As a child, I was such an obnoxious show-off that I recall attempting cursive – joined-up writing – while my classmates were practising print letters. Unfortunately, I made the mistake of joining up not only the letters, but the words too, so an entire four-page story resembled the rolling waves of the sea. The shame is still with me.

Over time, my handwriting changed from a tween style that looked like blown bubblegum to intensely scribbled, squished missives. My lowercase T transformed into a crucifix and my ampersands were a blase loop. My love of writing was connected with the act of physically marking things. I wrote everywhere: on the backs of fag packets, inside cereal boxes, the margins of newspapers, my skin. The most enjoyable aspect of writing? (Apart from, perhaps, writing something good?) Writing with the perfect pen. I don’t mean a £350 Mont Blanc, because if you are writing with a £350 pen I will assume you are a banker and responsible for the financial crisis. I am talking about the mighty Uni-ball Eye. This is one of the world’s most ubiquitous pens, adored for its cushioned grip and rollerball that glides across paper.

Many people swear by the perfect fountain pen, and I admit to liking its quill-esque nature, but I was scarred early on by having repeated leaks in school bags. (Also by having to wash my hand to a Lady Macbeth degree after using.)

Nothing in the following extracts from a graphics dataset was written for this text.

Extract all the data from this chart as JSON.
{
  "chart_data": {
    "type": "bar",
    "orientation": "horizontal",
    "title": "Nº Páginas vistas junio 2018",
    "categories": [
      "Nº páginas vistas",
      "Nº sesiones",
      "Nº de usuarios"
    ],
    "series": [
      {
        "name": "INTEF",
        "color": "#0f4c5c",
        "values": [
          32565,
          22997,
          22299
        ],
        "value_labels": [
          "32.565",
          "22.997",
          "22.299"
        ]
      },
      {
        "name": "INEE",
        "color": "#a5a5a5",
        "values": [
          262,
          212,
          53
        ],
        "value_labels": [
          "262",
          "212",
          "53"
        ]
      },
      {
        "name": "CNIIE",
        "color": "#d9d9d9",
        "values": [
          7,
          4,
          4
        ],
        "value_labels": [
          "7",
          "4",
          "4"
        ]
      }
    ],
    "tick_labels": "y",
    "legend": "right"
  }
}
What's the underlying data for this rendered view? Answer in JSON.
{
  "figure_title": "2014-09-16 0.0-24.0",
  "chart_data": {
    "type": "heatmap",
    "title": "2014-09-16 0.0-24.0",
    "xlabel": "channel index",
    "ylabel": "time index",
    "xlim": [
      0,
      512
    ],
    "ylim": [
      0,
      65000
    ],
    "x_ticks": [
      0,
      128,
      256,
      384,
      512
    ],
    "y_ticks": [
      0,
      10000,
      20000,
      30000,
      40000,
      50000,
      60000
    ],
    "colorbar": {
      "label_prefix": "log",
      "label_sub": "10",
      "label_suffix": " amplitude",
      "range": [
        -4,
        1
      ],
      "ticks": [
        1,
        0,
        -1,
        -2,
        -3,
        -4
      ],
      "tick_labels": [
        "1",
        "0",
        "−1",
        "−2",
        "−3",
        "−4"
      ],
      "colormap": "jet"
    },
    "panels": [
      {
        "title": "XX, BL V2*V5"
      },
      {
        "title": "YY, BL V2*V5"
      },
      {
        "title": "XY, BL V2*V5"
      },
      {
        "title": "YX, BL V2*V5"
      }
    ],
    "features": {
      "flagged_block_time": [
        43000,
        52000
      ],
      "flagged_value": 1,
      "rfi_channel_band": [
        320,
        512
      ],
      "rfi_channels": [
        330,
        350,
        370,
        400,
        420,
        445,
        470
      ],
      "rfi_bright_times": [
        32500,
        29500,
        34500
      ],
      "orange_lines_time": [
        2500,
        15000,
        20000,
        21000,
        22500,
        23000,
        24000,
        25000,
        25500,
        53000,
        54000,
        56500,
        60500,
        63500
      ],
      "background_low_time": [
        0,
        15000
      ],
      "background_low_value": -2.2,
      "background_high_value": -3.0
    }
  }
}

I’m sure it isn’t true that words are better when inked, and whenever I hear of authors insisting on writing manuscripts by hand, I stifle an eye-roll. But it’s a bit like when I change the typeface on Google Docs: one minute I’ve written something banal, then suddenly, after switching from Arial to Georgia, I am a genius. I don’t miss the wristache, but I do miss the scratch and scrape of a loyal friend, like an outfit that guarantees a good time. My kink is ink.